Problem workers aren't news to Vice President Al Gore. When his National Performance Review team asked bureaucrats what needed fixing in the bureaucracy, inability to oust nonperformers was the most common complaint. Three out of four former Bush administration appointees said the same in an exit survey last year.

Gore's "reinventing government" plan urges that removals be faster, but asks Congress to decide how. A Senate proposal would beef up the EEOC's investigative staff to clear a backlog of more than 17,000 federal complaints whose average age is 379 days.

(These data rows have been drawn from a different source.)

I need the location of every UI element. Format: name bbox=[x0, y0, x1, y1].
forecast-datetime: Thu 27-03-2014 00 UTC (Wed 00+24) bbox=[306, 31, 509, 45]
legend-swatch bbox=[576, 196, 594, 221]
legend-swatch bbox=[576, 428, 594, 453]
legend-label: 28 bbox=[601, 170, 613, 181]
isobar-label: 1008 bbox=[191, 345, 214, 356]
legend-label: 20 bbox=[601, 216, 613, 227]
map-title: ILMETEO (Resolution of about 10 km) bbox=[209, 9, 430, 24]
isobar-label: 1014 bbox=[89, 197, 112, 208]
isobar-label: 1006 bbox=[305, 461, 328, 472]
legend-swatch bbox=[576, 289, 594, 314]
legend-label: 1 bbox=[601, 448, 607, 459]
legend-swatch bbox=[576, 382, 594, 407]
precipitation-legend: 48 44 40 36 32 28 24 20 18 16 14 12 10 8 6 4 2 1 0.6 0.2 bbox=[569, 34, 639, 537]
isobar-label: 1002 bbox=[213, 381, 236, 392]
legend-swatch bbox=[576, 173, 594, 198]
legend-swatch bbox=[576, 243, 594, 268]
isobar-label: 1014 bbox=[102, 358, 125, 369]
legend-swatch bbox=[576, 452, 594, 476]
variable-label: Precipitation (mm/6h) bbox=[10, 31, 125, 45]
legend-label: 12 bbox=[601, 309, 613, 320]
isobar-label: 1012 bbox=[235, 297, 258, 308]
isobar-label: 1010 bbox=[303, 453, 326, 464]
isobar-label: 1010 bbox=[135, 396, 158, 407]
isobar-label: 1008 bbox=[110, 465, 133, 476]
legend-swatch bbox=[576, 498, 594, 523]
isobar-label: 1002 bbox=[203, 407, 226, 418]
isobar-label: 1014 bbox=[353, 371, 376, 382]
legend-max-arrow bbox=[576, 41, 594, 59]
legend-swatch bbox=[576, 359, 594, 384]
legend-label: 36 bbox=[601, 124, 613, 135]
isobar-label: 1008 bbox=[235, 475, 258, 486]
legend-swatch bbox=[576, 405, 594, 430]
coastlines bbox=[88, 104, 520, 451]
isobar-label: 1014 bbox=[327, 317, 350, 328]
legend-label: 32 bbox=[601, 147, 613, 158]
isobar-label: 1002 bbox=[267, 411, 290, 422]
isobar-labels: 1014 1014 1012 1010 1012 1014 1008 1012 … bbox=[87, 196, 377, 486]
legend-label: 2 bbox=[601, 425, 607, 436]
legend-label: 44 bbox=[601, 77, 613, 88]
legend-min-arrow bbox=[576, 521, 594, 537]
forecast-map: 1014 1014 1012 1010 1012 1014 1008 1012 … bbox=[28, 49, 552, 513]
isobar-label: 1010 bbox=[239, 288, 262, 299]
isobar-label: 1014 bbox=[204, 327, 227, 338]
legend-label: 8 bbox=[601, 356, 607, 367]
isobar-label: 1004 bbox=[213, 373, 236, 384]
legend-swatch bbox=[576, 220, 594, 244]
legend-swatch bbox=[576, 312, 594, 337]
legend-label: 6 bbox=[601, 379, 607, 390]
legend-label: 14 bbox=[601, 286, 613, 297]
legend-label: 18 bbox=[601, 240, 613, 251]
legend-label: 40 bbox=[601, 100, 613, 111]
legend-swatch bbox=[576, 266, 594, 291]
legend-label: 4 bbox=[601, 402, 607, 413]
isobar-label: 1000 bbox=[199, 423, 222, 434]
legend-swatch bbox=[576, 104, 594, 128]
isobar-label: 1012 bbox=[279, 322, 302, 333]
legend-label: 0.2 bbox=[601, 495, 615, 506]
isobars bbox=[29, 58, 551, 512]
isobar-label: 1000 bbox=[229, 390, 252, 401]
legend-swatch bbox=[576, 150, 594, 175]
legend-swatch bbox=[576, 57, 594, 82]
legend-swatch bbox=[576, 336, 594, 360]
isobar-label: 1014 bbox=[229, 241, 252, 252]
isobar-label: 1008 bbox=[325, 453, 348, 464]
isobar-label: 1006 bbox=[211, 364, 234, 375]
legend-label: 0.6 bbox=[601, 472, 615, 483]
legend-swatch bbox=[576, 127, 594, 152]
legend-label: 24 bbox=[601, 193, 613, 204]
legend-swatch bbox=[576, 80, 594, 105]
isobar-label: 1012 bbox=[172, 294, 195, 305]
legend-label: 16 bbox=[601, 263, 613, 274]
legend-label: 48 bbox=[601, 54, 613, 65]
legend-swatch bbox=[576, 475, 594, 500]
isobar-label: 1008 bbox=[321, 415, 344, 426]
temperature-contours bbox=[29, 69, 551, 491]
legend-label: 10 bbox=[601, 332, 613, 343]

Whether cases come before the EEOC or less prominent review agencies like the Merit Systems Protection Board or the Federal Labor Relations Authority, they all have the same effect: "They make the manager the defendant," says lawyer and former bureaucrat Jerry Shaw, whose Washington firm often represents embattled supervisors. "That's the problem. That's why managers don't fire people."

"Absolute bunk!" sputters lawyer Irving Kator, whose firm defends lots of terminated workers. "If a manager's got a good case, there's no reason for them to be afraid. They only get screwed when they don't follow the regulations they've made up."

The Civil Service Reform Act of 1978 says workers warned of incompetence can be fired if they fail to meet explicit standards within 30 days. The rub: Workers fight bad ratings as hard as they fight removals. As a result, cowed managers rate only one in 500 unsatisfactory.

Loopholes abound for those who decide to fight a dismissal. If a manager kept a book on the ousted employee, were the same records kept for all? Were voices ever raised, betraying "animus" against the worker? If the worker filed grievances against the manager, were they studiously ignored?

One effect has been a tripling of the bias complaint rate against managers who tried to fire people from 1988 to 1991, according to the EEOC's latest report.

At the Agriculture Department,managers must "avoid complaints" and "actively pursue" settlement of old discrimination cases to earn top ratings and bonuses from Secretary Mike Espy. Building "a new management culture," is the goal, he explains in a covering memo.

"Getting tough can't help you," says an Energy Department official. And if an ousted worker finds a forum in the secretary's office, "it probably means some assistant will come down to you and say, `Make this problem go away.'

"Suddenly everybody wants to water the dismissal down to a transfer or a 30-day suspension. You can't help yourself. Suddenly that seems like a good idea."